Case in point: About 16 years ago, one of my grandmothers passed away. We were exhausted from camping out at the hospital during the final days and I'm pretty useless (or even more useless, if you will) when I am super tired. Someone who shall remain nameless (because it was a total dumbass suggestion) informed me that it was tacky to cry at a funeral and I was completely stressed out as a result. God forbid that I be tacky.
At the end of the church service, the family piled into the limo for the ride down to the cemetary. Our driver was a really lovely gentleman who appeared to be about 136 years old and boy did he drive like it. He chatted merrily to us as he swerved to and fro (once into oncoming traffic) and blistered the highway with speeds topping as much as 14 miles per hour. All of us in the back seat were gripping each other in terror because we certainly missed Grandma, but we weren't in quite that much of a hurry to be reunited with her.
We all deflated in relief when we arrived in one piece at the cemetary. The driver pulled to a stop and got out of the car to open our door, but--bless him--he left the car running and evidently failed to put it in park before getting out. Accordingly we went rolling down the hill until someone more fleet of foot managed to hop into the driver's seat, hit the brakes and put the damned car in a gear appropriate to safe exit of the vehicle: PARK.

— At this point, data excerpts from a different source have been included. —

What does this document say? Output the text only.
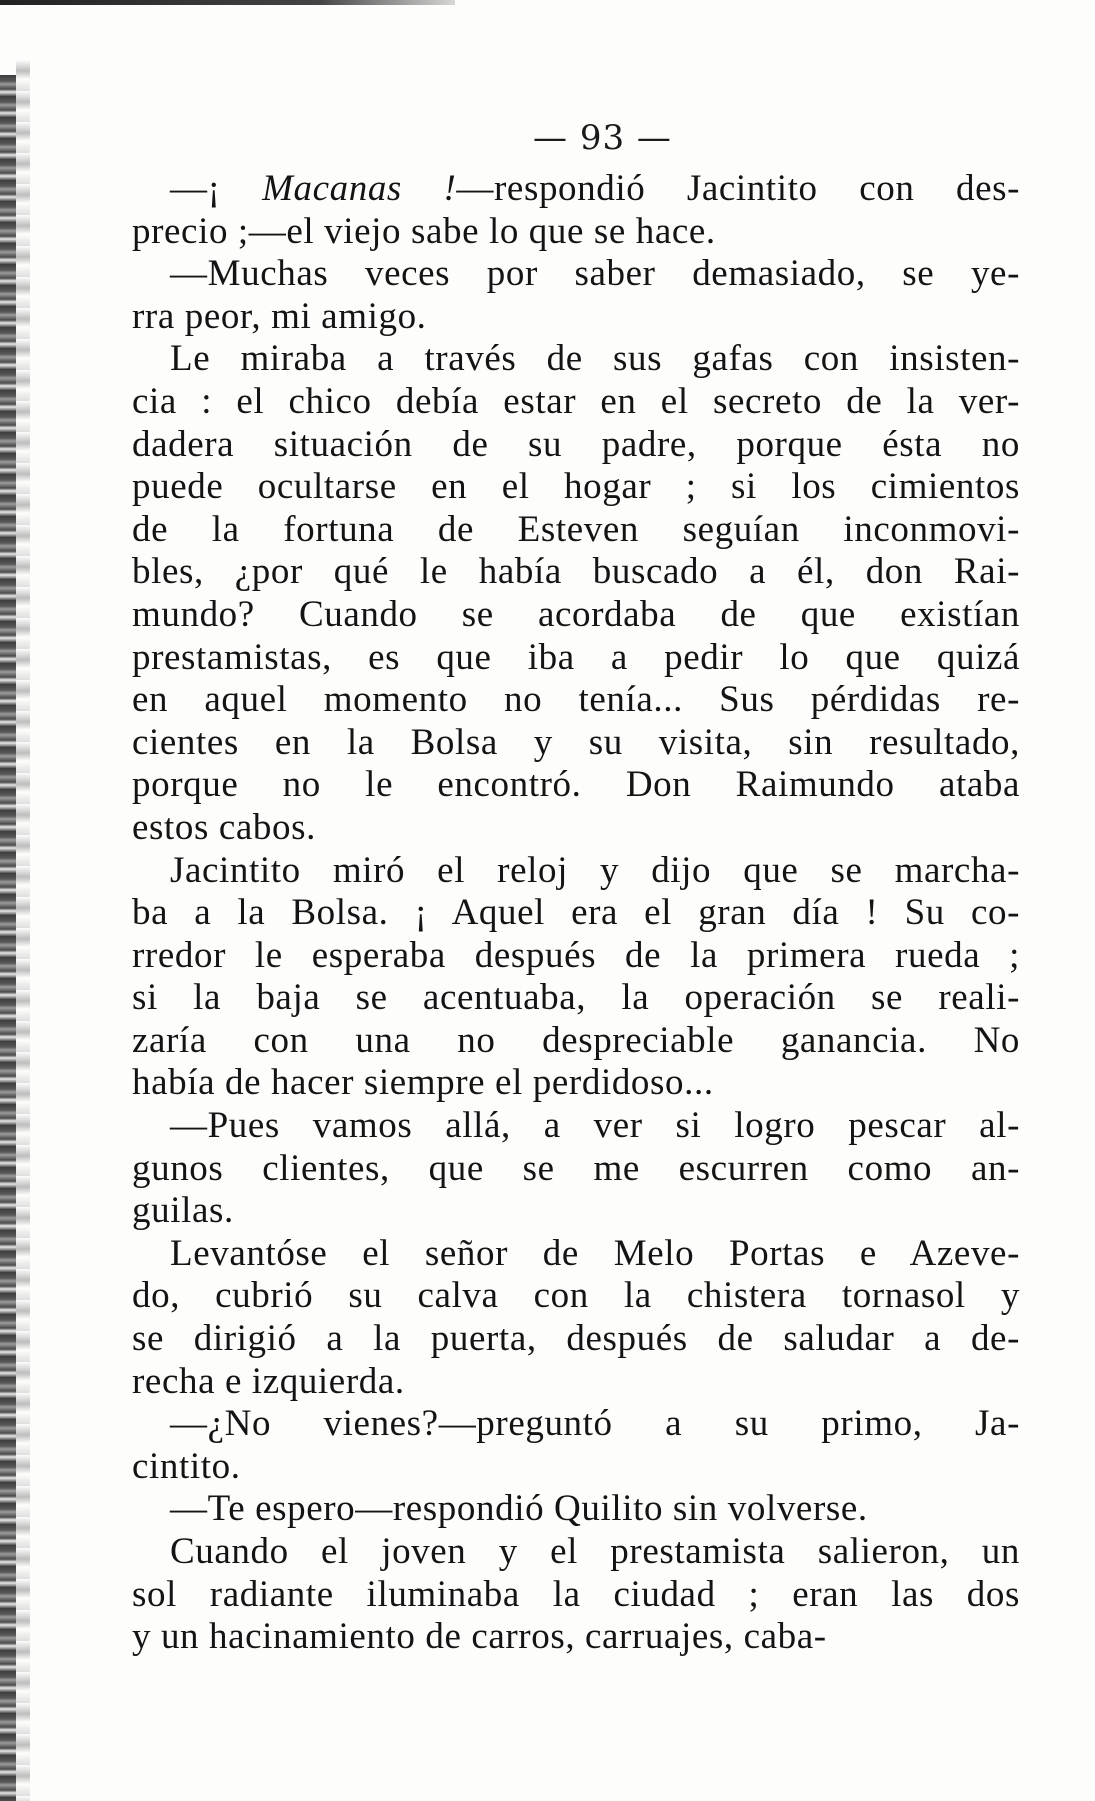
— 93 —
—¡ Macanas !—respondió Jacintito con des-
precio ;—el viejo sabe lo que se hace.
—Muchas veces por saber demasiado, se ye-
rra peor, mi amigo.
Le miraba a través de sus gafas con insisten-
cia : el chico debía estar en el secreto de la ver-
dadera situación de su padre, porque ésta no
puede ocultarse en el hogar ; si los cimientos
de la fortuna de Esteven seguían inconmovi-
bles, ¿por qué le había buscado a él, don Rai-
mundo? Cuando se acordaba de que existían
prestamistas, es que iba a pedir lo que quizá
en aquel momento no tenía... Sus pérdidas re-
cientes en la Bolsa y su visita, sin resultado,
porque no le encontró. Don Raimundo ataba
estos cabos.
Jacintito miró el reloj y dijo que se marcha-
ba a la Bolsa. ¡ Aquel era el gran día ! Su co-
rredor le esperaba después de la primera rueda ;
si la baja se acentuaba, la operación se reali-
zaría con una no despreciable ganancia. No
había de hacer siempre el perdidoso...
—Pues vamos allá, a ver si logro pescar al-
gunos clientes, que se me escurren como an-
guilas.
Levantóse el señor de Melo Portas e Azeve-
do, cubrió su calva con la chistera tornasol y
se dirigió a la puerta, después de saludar a de-
recha e izquierda.
—¿No vienes?—preguntó a su primo, Ja-
cintito.
—Te espero—respondió Quilito sin volverse.
Cuando el joven y el prestamista salieron, un
sol radiante iluminaba la ciudad ; eran las dos
y un hacinamiento de carros, carruajes, caba-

That did it. Me and my brother (who has an identical sick sense of humor) busted out in uncontrollable, hysterical laughter. We were harshly admonished about our giggles by the same person who told us that crying would be tacky, but we were beyond all help at that point. I was in literal pain from holding the laughter in for the rest of the service, but I damned sure didn't cry.
I like to think that Grandma had a little Heavenly hand in helping us see things through to the end. We Southerners are helpful like that.